19 junio, 2024

Los entretelones de la remoción del arzobispo de La Plata: una protesta el Jueves Santo, el episodio que colmó la paciencia del papa Francisco

De a poco parece ir armándose el rompecabezas de la situación que determinó la severa decisión del Papa Francisco de remover al arzobispo de La Plata, Gabriel Mestre. Ahora se conoció que el hecho que colmó la paciencia de Jorge Bergoglio fue la protesta con pancartas que realizaron feligreses en la catedral de Mar del Plata durante la procesión de entrada en la solemne misa crismal de Jueves Santo repleta de fieles que encabezaba el administrador apostólico designado por el pontífice.

Los feligreses protestaban por el traslado del vicario general (en la práctica, la segunda autoridad eclesiástica después del obispo) de la diócesis marplatense, el padre Luis Albóniga, a la diócesis de Jujuy, tras la decisión del Vaticano de iniciar una investigación sobre su gestión como administrador diocesano, o sea, siendo una suerte de coordinador de la transición entre la salida del obispo Mestre a su nuevo destino como arzobispo de La Plata y la designación de su sucesor.

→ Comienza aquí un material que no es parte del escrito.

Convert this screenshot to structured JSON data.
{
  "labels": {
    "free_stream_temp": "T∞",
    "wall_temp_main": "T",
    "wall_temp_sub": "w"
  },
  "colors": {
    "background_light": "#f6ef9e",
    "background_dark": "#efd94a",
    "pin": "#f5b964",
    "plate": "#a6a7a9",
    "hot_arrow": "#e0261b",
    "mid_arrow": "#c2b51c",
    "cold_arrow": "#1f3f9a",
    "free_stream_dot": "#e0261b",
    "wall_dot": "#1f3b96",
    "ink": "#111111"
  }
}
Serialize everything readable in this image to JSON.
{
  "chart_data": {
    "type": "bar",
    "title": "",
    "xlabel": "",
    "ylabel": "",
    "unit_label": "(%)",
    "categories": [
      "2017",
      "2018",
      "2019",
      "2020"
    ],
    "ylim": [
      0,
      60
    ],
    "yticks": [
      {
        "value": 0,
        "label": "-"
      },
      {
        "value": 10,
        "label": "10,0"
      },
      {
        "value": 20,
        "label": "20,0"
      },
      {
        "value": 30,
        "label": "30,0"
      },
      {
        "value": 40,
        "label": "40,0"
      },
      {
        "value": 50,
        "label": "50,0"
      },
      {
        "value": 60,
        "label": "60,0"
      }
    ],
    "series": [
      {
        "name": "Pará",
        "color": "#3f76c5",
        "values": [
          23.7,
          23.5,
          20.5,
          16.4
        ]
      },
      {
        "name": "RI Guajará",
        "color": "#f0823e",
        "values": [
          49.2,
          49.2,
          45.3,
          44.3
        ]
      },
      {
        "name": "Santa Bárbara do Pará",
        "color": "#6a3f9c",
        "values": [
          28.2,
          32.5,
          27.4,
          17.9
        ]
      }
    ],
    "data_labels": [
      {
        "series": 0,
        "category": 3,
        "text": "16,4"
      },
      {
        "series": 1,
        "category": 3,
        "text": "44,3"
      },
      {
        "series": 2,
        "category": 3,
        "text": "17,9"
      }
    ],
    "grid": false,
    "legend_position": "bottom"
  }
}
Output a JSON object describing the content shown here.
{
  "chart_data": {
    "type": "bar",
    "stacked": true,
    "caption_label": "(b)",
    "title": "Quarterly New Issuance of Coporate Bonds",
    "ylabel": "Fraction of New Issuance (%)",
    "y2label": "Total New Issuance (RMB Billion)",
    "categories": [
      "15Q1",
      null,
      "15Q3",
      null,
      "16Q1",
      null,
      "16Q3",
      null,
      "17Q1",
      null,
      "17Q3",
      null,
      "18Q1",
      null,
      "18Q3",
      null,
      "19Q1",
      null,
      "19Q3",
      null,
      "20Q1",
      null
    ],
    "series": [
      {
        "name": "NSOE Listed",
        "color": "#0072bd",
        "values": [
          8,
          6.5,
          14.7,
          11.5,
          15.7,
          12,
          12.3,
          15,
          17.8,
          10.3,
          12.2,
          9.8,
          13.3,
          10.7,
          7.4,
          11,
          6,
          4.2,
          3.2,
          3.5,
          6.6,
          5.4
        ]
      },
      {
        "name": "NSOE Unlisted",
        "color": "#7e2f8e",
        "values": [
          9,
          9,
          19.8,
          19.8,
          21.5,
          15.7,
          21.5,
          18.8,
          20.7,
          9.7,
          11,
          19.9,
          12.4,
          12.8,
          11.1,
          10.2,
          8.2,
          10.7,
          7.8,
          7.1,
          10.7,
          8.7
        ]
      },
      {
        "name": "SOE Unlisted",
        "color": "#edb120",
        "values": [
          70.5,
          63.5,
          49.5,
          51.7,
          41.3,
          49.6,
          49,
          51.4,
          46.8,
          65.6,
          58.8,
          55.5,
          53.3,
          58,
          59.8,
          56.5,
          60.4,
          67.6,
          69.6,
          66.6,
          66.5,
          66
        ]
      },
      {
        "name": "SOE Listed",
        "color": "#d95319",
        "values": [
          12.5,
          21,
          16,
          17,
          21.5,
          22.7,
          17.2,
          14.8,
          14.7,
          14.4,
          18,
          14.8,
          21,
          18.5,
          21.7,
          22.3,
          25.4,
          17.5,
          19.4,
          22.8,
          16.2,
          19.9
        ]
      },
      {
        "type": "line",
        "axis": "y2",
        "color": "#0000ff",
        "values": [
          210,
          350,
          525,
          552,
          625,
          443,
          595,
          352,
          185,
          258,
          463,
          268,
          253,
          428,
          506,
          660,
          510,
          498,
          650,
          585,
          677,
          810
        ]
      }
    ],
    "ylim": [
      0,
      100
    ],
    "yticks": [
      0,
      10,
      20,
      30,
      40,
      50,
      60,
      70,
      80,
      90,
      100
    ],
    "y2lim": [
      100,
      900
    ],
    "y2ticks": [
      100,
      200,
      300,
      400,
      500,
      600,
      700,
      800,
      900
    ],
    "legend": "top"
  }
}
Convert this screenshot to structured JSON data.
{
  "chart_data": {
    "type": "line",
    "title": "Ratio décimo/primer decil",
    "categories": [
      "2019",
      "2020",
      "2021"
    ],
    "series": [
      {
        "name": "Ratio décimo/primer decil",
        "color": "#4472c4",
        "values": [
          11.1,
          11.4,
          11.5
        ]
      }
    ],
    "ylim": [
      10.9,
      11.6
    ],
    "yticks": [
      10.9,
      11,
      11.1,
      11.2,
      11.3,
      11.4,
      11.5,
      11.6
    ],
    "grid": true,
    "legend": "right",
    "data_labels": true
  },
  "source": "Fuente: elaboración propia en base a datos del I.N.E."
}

La protesta fue la máxima expresión de una rebelión que se inició luego del nombramiento de Mestre al frente de la arquidiócesis de La Plata -la tercera en importancia del país detrás de Buenos Aires y Córdoba-, el 28 de julio del año pasado y el anhelo de muchos fieles de que el padre Albóniga fuera su sucesor, una rebelión presuntamente amparada, no desactivada, por Mestre que derivó en la sucesiva renuncia de dos obispos elegidos por Francisco para sucederlo.